Trapped in Baghdad: Gaza Evacuees Face Administrative Limbo and Deprivation
More than 40 Palestinians, including patients and their escorts, who were medically evacuated from Gaza to Baghdad for treatment remain stranded and confined. Their travel documents have been confiscated by Iraqi authorities, leaving them trapped inside a hospital complex without income or the ability to return to their families in Gaza. This report details the dire conditions, bureaucratic obstacles, and human toll of their prolonged detention.
More than two years after being medically evacuated from war-torn Gaza, a group of 46 Palestinians—including 21 patients and 25 family escorts—remain trapped inside Baghdad's Medical City complex. Among them is Hanin Muhammad, a 40-year-old mother who accompanied her sister for a kidney transplant, only to have her travel documents confiscated by Iraqi authorities upon arrival. While her six children are displaced in makeshift tents between Rafah and Khan Younis, unable to communicate due to a lack of internet, Muhammad is confined to the Private Nursing Home Hospital, thousands of miles away.

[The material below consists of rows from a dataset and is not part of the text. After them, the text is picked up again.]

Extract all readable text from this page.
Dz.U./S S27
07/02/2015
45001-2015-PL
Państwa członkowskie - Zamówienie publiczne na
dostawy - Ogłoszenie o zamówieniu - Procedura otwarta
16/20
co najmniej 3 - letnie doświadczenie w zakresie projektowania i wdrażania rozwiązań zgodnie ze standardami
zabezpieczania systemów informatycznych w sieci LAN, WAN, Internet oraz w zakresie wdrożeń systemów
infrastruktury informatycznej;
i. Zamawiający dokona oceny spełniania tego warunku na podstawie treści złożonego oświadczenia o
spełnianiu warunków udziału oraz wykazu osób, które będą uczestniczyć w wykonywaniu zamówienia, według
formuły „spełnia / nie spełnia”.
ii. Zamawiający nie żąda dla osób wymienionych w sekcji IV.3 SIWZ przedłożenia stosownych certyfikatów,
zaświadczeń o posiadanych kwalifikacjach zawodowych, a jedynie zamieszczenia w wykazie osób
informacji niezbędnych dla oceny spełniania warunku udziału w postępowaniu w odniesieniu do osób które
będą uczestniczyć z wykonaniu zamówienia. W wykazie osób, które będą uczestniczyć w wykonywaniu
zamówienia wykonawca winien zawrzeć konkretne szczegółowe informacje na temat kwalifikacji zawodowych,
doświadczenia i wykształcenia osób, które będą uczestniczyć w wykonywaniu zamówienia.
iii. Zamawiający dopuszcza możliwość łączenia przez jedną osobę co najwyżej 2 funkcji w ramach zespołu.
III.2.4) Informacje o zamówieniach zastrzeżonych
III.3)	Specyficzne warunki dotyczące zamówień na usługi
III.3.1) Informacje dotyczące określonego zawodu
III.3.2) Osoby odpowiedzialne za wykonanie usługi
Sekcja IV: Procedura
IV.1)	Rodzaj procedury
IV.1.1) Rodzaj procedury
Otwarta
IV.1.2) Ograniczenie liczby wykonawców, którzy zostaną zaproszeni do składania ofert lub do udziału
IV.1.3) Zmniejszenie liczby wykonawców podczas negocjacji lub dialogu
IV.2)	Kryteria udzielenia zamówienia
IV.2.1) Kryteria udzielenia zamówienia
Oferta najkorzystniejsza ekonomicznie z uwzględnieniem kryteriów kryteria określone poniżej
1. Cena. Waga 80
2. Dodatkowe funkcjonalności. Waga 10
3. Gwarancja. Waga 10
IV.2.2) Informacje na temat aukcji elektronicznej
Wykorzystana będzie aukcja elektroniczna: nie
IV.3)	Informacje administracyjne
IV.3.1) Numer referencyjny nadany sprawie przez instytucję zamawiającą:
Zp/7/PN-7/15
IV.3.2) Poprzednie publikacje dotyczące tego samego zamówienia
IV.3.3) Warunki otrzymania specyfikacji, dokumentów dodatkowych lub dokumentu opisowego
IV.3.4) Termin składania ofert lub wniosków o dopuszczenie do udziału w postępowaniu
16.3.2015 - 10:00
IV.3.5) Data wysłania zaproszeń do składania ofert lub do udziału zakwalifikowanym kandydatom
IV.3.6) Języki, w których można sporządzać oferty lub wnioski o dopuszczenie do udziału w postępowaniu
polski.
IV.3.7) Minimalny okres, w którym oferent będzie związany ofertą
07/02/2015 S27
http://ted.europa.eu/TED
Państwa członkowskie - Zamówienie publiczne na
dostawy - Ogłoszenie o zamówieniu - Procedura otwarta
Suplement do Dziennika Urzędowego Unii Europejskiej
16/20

According to reports from Al Jazeera, the evacuees were flown to Baghdad in May 2024 on a military aircraft coordinated by the Iraqi and Egyptian governments. Upon arrival, their primary identification and travel documents were immediately seized by Iraqi authorities. The Palestinian Embassy issued new passports for those without them, but these documents remain unstamped by the Iraqi government, rendering them functionally useless for travel. The administrative vacuum has left the group in a state of suspended life.
Confiscated Documents and Suspended Lives
The promise of temporary medical treatment quickly evaporated as the evacuees discovered they could not leave. Noor Ibrahim, a young woman who arrived as an escort for her cancer-stricken aunt, described the situation as a betrayal of the initial six-month treatment promise. Engaged for four years and separated from her fiancé in Gaza, she expressed deep frustration at being stuck inside the medical complex without any clear path forward. The stress of confinement has exacerbated underlying health conditions, with her aunt developing new undisclosed health complications and suffering severe psychological distress from being separated from her husband and family.

The administrative runaround is stark. When evacuees have asked for their documents back, they were told the papers are held by Iraqi Intelligence and the Ministry of Foreign Affairs. When they protested or spoke to the media five months ago, hospital management retaliated by locking down their ward and banning them from even visiting the hospital garden. Only after journalists wrote about their situation were they allowed limited movement again. The spokesperson for the Iraqi Ministry of Health did not respond to repeated calls, while the head of public relations at the Health Ministry stated the case is "political" and not health-related.
Dire Conditions and Psychological Toll
Daily life for the stranded Palestinians has become a grind of material deprivation and psychological distress. Evacuees are cut off from any monetary stipends and entirely dependent on local charity for basic necessities. Samah Abdul Moati, 65, who battles leukemia, liver cancer, and an arm injury, painted a grim picture of their daily existence. She described hospital food as unfit for consumption, leaving them surviving solely on the grace of local well-wishers. Having lost two sons in the war, with two others injured and her husband fighting cancer alone in a Gaza intensive care unit, she stated that she no longer cares about her own treatment and only wishes to return to her surviving family members.

These stranded evacuations highlight a much broader medical crisis in Gaza. According to Gaza's Health Ministry, more than 20,000 patients and wounded individuals are currently waiting to travel abroad for medical treatment. Over 1,200 children in Gaza now suffer from spinal cord injuries and paralysis directly resulting from Israeli attacks, while an estimated 4,000 children require urgent treatment abroad. Despite the overwhelming need, official data shows that only 154 children have been allowed to leave Gaza since the Rafah crossing partially reopened in February under heavy Israeli restrictions.
A Plea for Basic Human Rights
For the Palestinians stranded in Baghdad's Medical City, the path forward remains blocked. They lack the financial means to buy commercial airline tickets even if their papers are returned, meaning they desperately need a coordinated effort by a charity or government body to facilitate their travel back to Egypt. Hanin Muhammad's plea resonates deeply: "I am begging anyone to intervene so we can get back to Egypt, register, and see our children."
Samah Abdul Moati echoed this sentiment: "I am not asking for a luxury or an exception. I am asking for a simple human right: that my family does not remain divided between life and death. Open a safe path, facilitate our family reunification, and let me return to my family before it is too late." The Iraqi government has yet to provide a clear response, though the newly appointed government spokesperson stated he "will look into the matter." As the evacuees remain locked inside the hospital complex, their case has become a stark symbol of administrative failure and the ongoing human cost of the Gaza conflict.